• 8 November 2017
  • 6:00 – 8:00 pm
  • Paul Mellon Centre

I will begin by outlining the scope at the outset of a major project to produce an online catalogue covering the drawings, watercolours and prints by, and after, the short lived but highly productive artist, Thomas Girtin. There are, I suggest, three categories of his works which pose a particular challenge to any cataloguer: the many hundreds of watercolours which he made in collaboration with fellow practitioners; the numerous copies or creative variations that Girtin produced after the works of contemporary artists, both professional and amateur, and after earlier landscape and topographical prints; and, finally, watercolours where the ostensible topographical subject has been lost or effaced as a result of Girtin’s ambitions to transcend the status of his chosen medium.
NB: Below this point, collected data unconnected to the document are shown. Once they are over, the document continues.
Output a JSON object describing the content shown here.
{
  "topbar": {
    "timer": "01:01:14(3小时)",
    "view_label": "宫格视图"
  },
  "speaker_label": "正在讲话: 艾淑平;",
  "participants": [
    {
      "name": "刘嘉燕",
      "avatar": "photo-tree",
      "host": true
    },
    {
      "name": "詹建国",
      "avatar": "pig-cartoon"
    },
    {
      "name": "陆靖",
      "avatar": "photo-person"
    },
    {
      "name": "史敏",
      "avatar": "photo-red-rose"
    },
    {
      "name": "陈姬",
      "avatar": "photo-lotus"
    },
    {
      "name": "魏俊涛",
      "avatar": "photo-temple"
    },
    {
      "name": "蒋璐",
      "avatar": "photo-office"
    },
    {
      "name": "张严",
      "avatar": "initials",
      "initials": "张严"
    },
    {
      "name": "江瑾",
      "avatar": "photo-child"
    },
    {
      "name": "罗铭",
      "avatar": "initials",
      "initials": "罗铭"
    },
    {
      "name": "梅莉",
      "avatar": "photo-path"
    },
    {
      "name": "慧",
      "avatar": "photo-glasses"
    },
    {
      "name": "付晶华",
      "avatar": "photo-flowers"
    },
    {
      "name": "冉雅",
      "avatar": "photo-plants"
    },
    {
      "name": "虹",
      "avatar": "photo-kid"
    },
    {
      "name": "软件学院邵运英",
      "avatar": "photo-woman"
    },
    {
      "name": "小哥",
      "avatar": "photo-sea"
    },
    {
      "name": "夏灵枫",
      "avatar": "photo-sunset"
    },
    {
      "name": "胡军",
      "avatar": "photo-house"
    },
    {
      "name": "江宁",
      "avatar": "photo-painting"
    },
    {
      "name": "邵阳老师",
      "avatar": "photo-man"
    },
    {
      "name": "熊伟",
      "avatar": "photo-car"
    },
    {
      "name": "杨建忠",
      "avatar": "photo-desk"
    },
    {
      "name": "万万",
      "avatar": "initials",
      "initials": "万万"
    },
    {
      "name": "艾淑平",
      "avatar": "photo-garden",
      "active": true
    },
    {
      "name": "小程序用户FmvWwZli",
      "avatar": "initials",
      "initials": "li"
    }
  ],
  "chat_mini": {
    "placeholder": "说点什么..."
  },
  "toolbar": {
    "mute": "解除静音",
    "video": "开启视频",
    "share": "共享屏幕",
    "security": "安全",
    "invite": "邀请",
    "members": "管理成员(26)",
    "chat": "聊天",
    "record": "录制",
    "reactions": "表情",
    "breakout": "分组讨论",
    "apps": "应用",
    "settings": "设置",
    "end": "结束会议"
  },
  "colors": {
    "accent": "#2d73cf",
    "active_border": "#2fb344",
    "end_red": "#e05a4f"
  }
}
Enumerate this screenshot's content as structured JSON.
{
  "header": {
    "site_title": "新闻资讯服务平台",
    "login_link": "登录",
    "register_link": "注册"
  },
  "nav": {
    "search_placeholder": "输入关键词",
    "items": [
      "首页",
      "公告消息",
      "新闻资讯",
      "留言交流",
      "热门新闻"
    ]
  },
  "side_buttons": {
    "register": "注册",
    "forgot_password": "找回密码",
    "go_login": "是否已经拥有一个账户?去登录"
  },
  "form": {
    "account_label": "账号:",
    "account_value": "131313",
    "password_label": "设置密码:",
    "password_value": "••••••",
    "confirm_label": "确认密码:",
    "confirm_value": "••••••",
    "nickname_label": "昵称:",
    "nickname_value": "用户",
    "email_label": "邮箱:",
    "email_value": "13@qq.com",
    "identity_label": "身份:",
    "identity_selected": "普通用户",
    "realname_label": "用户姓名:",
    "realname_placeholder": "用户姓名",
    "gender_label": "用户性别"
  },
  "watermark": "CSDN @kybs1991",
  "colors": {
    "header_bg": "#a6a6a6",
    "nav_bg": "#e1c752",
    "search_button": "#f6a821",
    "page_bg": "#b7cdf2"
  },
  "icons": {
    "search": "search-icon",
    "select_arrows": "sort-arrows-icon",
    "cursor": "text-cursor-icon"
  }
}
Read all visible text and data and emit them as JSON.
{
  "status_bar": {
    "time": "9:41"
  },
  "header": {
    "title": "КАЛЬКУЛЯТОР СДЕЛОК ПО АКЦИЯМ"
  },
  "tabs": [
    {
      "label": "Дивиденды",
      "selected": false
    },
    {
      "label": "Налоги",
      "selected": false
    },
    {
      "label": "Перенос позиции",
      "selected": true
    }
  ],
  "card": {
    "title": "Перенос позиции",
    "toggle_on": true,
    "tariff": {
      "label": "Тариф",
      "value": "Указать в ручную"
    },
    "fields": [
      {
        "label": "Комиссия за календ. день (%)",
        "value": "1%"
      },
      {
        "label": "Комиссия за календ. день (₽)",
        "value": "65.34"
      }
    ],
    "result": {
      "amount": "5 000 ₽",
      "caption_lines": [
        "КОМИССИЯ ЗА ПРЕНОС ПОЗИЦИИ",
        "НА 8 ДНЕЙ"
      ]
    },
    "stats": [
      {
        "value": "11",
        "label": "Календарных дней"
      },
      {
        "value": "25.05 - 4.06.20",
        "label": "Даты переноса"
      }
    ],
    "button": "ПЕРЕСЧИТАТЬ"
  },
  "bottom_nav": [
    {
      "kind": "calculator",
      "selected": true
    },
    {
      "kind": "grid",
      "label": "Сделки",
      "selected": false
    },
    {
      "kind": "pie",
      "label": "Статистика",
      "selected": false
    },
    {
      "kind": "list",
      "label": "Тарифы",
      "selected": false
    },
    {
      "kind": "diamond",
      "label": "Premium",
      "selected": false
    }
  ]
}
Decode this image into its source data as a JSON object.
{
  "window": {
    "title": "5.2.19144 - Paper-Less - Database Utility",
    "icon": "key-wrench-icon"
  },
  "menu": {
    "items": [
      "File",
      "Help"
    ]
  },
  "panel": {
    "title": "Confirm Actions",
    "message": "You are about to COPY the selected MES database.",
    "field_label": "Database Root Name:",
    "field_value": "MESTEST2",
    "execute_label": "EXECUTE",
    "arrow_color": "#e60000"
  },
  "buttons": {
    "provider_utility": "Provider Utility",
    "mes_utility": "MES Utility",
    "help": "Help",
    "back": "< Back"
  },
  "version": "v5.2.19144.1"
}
Each of the three categories of problem works pose different challenges which I will explore through a series of case studies before concluding that, despite the new research opportunities opened up by online searches and the mass digitisation of works on paper, a Girtin catalogue must, by necessity, admit a healthy degree of uncertainty and a fluidity at its margins.

About the speaker

  • Head and shoulders portrait of Gregory Smith

    Greg Smith is an independent art historian, who has published extensively on the history of British watercolours and watercolourists, as well as landscape artists working in Italy. He has also worked as a curator at the Whitworth Art Gallery, Manchester, the Design Museum, London, and the Barber Institute of Fine Art, Birmingham, and has organised exhibitions on the work of Thomas Girtin (Tate Britain), Thomas Jones (National Gallery of Wales), and Thomas Fearnley (Barber Institute of Fine Art). As Senior Research Fellow at the Paul Mellon Centre for Studies in British Art, Greg Smith published a major online project: Thomas Girtin (1775–1802): An Online Catalogue, Archive and Introduction to the Artist.